You’d never know that by this past week, though. I guess that’s the result of a lot of Type-A overachievers given the chance to fill out a scantron. Monday was FRC (Accounting). It wasn’t bad at all, and I was pretty excited about my grade until I realized that the curve at HBS doesn’t leave much room for error. Here’s the distribution chart they handed out:
There wasn’t any type of “do not distribute” disclaimer, so I think I’m OK posting that. Anyway, I only missed a few, but I fell right at the top of the bell curve. Which translates into around 5 / 10 points (or 50%) when you normalize it. Ouch. I guess that’s the beauty (and downfall) of curving. I wish they had made it a bit more challenging… I’m one of those type of people who will probably miss 2-3 problems regardless. Nothing conceptual, but my mind isn’t always in the details.
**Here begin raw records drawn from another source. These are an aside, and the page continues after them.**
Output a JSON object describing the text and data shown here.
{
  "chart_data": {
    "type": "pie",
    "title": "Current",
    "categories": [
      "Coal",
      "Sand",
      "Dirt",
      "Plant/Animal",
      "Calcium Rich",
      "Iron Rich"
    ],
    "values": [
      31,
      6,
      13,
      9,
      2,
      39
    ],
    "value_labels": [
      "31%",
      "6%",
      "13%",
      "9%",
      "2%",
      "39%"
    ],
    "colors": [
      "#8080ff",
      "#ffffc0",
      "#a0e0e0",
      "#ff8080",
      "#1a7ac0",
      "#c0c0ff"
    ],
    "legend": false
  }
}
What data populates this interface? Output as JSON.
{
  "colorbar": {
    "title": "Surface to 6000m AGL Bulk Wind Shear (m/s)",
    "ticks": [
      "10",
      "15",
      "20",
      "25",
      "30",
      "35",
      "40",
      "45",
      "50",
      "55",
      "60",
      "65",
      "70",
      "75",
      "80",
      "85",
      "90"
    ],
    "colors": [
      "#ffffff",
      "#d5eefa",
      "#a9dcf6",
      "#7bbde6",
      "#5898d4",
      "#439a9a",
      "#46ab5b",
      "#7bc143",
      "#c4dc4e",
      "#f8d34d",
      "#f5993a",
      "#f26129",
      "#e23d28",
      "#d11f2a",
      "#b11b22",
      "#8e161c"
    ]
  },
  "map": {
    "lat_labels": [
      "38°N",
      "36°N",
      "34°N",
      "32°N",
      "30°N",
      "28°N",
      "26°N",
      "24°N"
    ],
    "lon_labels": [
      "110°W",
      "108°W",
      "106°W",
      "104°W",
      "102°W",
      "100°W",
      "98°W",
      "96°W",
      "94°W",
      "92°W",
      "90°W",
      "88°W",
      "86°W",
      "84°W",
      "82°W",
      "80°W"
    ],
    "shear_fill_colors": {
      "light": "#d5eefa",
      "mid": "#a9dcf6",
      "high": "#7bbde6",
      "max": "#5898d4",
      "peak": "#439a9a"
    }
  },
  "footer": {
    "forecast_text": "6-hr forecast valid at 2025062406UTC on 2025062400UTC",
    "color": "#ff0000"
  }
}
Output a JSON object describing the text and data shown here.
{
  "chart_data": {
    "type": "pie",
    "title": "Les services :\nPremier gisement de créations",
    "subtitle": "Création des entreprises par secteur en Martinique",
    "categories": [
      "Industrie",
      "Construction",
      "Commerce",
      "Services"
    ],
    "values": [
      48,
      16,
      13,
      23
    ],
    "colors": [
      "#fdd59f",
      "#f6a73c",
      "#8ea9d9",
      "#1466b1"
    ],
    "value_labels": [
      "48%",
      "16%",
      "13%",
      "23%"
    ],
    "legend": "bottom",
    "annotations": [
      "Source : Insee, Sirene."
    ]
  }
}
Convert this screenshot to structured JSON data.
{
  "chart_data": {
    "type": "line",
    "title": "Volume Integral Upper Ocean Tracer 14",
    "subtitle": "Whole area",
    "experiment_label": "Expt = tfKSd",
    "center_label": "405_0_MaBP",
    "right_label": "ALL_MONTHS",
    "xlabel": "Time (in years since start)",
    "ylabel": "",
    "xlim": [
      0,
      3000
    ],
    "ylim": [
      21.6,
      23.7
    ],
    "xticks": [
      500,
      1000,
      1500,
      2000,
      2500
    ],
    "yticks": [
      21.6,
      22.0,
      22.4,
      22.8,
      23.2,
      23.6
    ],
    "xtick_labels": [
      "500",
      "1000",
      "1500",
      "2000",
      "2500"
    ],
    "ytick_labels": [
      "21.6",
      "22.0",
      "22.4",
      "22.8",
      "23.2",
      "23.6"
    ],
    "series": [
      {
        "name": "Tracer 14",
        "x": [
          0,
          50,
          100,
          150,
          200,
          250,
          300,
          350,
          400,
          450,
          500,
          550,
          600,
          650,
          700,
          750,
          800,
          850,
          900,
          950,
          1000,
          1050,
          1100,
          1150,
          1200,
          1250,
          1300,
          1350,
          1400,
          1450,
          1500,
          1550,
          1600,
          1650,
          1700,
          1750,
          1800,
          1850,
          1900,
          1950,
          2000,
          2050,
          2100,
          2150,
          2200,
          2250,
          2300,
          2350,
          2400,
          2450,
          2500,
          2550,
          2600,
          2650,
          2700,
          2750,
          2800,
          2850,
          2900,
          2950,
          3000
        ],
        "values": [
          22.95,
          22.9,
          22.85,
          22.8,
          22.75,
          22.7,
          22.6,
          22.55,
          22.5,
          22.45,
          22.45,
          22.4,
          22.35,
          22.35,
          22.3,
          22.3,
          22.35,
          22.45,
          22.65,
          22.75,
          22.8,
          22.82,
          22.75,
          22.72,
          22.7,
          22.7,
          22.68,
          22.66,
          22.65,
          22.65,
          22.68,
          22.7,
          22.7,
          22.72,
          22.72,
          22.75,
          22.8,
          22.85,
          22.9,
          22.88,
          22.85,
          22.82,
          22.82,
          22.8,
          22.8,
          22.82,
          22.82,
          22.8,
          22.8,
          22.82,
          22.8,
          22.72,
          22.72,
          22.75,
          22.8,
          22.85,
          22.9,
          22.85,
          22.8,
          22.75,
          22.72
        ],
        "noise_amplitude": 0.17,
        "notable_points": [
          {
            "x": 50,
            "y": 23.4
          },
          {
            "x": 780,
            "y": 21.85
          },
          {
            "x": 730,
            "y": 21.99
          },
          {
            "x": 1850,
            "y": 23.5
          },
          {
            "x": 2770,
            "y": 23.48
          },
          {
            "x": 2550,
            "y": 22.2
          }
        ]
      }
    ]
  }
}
Wednesday was LEAD, and it was a standard “case” exam… the only non-multiple-choice exam of the week. It was challenging, but mostly because it counted for 0% of our final grade (practice, I guess?) The incentive structure wasn’t strong enough to keep me from being distracted throughout the exam. I wandered over to Google Reader and read through various economics blogs for about one hour of the allotted three. Oops.
Tomorrow is TOM (Ops Mgmt), and it’s the only truly challenging exam of the bunch. Everyone’s a bit worried about it (and studying for hours). But, seriously? Why? Like most of HBS, even the multiple-choice-exams have less to do with cramming facts and more to do with being awake and sharp while the exam is going on. (Thinking about that… there’s probably a huge market here for nootropics.)